Elieser führt Rebecca zu ihrem Bräutigam; und ebenso führt uns der Heilige Geist bis ans Ende, bis ans Ziel! Das Erste, welches Rebecca erblickt, ist Isaak; und Isaak führt sein Weib in das Zelt seiner Mutter. Rebecca, im Besitz ihres Bräutigams, kümmert sich um nichts anders; sie denkt jetzt nicht mehr an die ihr gehörenden Kleinodien und Schätze, sondern an den Bräutigam selbst. Die Hauptsache war, die Braut nicht den Reichtümern, sondern sie dem Bräutigam zuzuführen. – Wenden wir nun das uns vorliegende Bild auf uns an, so sehen wir, wie Gott uns durch den Heiligen Geist in dieser Welt gesucht hat. Er hat uns gefunden; Er will, dass wir nicht zögern, Ihm zu folgen, nachdem wir gesagt haben: „Ich werde gehen;“ – und Er bringt uns in die Gegenwart Jesu. Der Heilige Geist begleitet uns auf dem Weg, um unsere Stütze und unser Tröster zu sein, um zu unserer Aufmunterung mit uns zu reden von den Segnungen und der Herrlichkeit, die unser Teil sein werden, und um uns einzuführen in die Gegenwart Jesu, unseres himmlischen Bräutigams. Bald werden wir bei Ihm sein und von Ihm ins Vaterhaus geführt werden.

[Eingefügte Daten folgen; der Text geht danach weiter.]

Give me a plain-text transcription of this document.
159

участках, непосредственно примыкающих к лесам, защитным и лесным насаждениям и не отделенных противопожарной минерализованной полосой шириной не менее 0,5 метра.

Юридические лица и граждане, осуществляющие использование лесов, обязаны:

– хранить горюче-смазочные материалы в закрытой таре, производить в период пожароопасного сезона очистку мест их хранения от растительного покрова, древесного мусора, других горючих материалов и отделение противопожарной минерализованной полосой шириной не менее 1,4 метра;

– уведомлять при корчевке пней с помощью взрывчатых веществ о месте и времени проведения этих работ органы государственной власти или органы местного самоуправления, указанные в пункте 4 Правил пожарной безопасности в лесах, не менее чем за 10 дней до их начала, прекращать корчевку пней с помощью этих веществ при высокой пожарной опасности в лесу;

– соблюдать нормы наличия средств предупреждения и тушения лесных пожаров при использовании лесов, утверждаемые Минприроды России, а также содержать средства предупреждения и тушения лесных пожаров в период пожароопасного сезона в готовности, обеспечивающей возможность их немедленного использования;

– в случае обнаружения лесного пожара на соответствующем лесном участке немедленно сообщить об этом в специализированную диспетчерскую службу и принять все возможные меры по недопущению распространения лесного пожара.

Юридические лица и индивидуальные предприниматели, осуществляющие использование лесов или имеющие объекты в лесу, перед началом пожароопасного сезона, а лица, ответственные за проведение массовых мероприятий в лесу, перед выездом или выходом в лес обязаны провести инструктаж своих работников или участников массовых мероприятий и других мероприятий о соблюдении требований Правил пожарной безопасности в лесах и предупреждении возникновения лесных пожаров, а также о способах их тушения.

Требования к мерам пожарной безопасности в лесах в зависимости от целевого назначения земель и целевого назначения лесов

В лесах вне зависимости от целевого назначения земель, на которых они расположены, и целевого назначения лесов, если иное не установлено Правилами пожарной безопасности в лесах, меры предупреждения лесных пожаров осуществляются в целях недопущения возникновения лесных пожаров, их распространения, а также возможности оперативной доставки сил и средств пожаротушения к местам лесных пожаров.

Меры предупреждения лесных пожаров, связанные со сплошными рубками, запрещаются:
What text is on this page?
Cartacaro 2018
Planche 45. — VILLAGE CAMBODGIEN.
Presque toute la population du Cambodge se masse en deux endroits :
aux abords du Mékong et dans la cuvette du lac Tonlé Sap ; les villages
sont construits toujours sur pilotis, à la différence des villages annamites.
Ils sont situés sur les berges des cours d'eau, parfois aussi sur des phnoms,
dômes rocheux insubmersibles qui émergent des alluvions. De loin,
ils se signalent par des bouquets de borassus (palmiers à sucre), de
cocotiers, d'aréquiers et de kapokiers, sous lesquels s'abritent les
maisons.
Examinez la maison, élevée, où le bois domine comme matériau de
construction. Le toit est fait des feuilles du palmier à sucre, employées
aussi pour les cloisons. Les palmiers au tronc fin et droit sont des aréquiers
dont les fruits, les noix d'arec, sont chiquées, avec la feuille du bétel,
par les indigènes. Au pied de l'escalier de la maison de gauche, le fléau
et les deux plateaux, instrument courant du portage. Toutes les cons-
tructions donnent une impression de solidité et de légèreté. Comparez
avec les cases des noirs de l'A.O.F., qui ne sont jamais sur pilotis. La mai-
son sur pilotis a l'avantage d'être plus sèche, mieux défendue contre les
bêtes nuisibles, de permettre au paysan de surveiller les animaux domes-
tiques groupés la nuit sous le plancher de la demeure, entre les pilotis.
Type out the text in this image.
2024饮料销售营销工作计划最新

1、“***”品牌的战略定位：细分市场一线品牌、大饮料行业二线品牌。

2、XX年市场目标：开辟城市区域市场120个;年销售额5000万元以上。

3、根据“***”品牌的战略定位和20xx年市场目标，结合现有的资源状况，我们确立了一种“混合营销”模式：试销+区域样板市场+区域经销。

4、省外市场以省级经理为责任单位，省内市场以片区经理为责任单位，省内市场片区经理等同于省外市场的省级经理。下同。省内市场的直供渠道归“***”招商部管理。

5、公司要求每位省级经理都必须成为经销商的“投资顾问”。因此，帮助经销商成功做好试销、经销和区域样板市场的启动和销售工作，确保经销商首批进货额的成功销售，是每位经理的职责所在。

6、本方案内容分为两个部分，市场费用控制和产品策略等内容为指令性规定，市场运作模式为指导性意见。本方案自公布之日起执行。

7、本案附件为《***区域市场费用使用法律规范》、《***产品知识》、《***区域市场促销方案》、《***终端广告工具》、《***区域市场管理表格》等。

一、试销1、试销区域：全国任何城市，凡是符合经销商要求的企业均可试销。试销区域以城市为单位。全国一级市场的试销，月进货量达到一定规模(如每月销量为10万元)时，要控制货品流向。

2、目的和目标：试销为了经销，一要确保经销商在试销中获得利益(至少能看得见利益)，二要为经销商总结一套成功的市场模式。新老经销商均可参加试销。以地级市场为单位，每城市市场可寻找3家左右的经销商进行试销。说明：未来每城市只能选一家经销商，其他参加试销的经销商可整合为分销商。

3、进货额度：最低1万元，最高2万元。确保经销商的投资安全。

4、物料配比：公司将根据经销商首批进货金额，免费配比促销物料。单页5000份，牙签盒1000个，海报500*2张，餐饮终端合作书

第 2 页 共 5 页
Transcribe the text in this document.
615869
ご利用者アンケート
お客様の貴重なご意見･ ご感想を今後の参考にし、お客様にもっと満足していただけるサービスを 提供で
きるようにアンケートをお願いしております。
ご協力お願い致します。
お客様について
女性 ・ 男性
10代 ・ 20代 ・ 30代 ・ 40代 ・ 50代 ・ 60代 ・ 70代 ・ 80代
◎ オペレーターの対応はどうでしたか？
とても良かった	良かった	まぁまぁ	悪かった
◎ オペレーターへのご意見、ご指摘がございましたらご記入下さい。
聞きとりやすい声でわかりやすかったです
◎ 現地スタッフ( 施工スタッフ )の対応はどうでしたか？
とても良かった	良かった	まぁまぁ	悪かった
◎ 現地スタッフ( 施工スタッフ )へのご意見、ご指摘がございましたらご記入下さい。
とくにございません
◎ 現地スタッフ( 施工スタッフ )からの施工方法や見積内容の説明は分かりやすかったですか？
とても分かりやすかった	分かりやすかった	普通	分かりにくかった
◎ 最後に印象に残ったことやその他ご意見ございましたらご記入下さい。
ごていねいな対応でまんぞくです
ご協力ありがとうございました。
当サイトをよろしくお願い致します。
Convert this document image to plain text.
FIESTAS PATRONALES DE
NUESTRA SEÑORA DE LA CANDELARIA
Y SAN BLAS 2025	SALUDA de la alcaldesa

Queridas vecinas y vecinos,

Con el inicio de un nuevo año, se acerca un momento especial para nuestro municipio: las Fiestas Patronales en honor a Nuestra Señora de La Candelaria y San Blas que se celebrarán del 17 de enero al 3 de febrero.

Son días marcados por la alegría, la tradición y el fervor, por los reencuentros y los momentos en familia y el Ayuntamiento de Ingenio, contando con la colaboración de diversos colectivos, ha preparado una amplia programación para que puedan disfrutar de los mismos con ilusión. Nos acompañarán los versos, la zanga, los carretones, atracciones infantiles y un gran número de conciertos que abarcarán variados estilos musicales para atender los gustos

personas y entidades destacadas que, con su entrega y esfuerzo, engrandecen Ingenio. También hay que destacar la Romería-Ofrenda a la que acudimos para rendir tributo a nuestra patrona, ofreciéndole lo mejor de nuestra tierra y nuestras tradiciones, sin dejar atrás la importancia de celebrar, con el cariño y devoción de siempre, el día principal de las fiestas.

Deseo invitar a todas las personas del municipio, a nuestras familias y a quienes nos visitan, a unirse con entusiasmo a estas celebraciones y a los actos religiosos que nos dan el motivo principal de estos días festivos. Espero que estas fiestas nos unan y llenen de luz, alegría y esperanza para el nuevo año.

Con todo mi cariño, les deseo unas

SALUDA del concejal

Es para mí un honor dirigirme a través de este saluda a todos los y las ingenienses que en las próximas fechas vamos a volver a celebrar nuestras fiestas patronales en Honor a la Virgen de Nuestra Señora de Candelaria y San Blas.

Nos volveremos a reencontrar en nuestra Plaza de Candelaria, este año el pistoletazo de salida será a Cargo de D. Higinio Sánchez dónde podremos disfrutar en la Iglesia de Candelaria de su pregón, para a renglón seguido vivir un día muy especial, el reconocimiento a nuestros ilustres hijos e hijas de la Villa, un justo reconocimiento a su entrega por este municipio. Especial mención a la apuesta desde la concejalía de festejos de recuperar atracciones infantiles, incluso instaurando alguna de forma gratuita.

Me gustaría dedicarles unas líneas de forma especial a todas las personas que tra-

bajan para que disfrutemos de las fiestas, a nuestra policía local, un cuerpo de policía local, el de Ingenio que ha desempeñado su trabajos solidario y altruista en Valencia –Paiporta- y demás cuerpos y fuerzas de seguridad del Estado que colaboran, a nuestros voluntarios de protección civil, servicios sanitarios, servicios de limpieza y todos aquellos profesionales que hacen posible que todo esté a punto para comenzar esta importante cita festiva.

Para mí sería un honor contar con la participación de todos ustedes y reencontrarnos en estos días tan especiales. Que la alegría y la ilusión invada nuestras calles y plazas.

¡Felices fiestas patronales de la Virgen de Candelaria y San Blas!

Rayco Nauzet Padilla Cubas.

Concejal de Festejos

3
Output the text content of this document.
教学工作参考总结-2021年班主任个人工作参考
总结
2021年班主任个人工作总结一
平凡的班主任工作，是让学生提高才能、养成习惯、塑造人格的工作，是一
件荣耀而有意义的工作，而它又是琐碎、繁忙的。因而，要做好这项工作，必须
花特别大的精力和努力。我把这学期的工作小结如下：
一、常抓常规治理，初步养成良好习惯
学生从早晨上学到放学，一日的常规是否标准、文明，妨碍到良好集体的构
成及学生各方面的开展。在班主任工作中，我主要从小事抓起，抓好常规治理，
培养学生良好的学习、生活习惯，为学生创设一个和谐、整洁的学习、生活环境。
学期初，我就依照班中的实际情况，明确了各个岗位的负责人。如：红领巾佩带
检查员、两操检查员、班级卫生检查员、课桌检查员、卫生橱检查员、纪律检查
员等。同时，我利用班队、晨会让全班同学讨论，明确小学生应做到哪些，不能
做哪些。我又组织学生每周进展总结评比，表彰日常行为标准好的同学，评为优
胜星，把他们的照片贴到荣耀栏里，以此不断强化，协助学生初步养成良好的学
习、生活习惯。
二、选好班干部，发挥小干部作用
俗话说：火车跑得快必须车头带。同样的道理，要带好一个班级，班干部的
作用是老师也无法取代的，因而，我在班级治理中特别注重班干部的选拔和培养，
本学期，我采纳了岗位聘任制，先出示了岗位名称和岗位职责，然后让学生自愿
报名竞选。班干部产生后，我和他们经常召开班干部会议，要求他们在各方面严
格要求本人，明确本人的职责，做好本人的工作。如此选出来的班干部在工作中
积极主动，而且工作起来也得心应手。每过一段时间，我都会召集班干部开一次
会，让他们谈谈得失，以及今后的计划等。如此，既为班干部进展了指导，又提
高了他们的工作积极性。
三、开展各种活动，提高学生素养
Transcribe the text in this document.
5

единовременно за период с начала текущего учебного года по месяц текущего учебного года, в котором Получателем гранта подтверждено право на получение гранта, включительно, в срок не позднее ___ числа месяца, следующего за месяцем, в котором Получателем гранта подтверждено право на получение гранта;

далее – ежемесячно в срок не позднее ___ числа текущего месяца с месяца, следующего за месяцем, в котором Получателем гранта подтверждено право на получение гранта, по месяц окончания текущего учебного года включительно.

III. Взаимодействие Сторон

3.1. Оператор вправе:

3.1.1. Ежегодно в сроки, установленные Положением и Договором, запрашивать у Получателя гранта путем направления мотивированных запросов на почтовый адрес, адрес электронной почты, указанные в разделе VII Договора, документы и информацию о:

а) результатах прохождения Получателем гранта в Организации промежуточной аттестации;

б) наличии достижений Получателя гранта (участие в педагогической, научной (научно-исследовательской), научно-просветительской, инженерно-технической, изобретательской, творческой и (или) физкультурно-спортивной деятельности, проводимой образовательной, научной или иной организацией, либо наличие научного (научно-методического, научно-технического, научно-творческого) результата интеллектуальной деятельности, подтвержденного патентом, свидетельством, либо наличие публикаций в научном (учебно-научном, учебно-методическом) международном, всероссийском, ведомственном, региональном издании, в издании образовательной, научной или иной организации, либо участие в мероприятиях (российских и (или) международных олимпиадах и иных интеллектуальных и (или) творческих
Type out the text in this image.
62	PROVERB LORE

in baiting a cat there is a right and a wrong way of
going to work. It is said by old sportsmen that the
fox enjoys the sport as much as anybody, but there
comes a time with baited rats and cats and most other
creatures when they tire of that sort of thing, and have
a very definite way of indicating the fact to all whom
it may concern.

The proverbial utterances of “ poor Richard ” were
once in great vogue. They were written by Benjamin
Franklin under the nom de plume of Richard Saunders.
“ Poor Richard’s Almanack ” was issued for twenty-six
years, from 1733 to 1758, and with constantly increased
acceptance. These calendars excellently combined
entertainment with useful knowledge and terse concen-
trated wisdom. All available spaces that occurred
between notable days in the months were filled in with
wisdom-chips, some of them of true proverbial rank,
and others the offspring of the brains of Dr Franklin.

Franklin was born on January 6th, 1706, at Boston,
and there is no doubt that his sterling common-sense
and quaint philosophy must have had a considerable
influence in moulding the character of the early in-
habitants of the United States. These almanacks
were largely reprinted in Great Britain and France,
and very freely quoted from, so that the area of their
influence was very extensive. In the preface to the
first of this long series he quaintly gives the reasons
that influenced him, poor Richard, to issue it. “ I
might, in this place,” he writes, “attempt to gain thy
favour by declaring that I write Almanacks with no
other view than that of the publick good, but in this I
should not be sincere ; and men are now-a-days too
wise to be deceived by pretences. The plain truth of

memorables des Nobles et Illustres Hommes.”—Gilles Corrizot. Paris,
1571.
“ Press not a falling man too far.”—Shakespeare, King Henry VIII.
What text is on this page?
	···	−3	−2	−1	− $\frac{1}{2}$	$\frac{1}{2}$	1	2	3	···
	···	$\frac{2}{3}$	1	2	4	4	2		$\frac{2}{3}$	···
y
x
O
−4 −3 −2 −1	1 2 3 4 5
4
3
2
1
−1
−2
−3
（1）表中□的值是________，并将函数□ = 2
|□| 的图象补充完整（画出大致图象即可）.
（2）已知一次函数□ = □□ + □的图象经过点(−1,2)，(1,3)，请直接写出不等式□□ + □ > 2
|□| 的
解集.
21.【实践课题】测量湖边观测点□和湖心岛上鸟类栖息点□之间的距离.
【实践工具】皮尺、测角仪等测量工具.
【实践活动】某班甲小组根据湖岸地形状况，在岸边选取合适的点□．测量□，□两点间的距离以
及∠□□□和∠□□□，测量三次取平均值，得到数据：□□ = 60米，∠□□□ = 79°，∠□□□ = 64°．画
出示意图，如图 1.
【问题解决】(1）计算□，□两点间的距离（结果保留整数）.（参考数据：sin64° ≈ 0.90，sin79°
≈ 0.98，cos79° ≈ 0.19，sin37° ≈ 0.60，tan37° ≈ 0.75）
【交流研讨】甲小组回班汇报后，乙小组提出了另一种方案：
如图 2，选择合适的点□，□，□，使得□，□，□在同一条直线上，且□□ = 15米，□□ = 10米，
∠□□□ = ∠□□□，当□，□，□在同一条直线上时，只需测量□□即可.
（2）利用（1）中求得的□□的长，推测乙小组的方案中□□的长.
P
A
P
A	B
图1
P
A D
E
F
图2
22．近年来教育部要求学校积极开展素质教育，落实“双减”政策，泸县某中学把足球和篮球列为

Was nun die Art und Weise der Wirkungen des Heiligen Geistes betrifft, so kann sie aus mancherlei Gründen ganz und gar verschieden sein; aber die Wirkung seiner Macht ist in der Tat vorhanden. Der wesentliche Grundsatz unserer Berufung muss sich stets darin erweisen, dass wir uns mit Entschiedenheit entschließen, uns durch den Heiligen Geist führen zu lassen, und dass wir ohne Zögern vorwärts eilen, weil wir wissen, dass wir unter dieser Leitung das ersehnte Ziel erreichen, und also „allezeit bei dem Herrn sein werden.“
Möge der Herr in seiner Gnade uns allen diese Entschiedenheit schenken, der Leitung des Heiligen Geistes mit willigem Herzen zu folgen! Amen.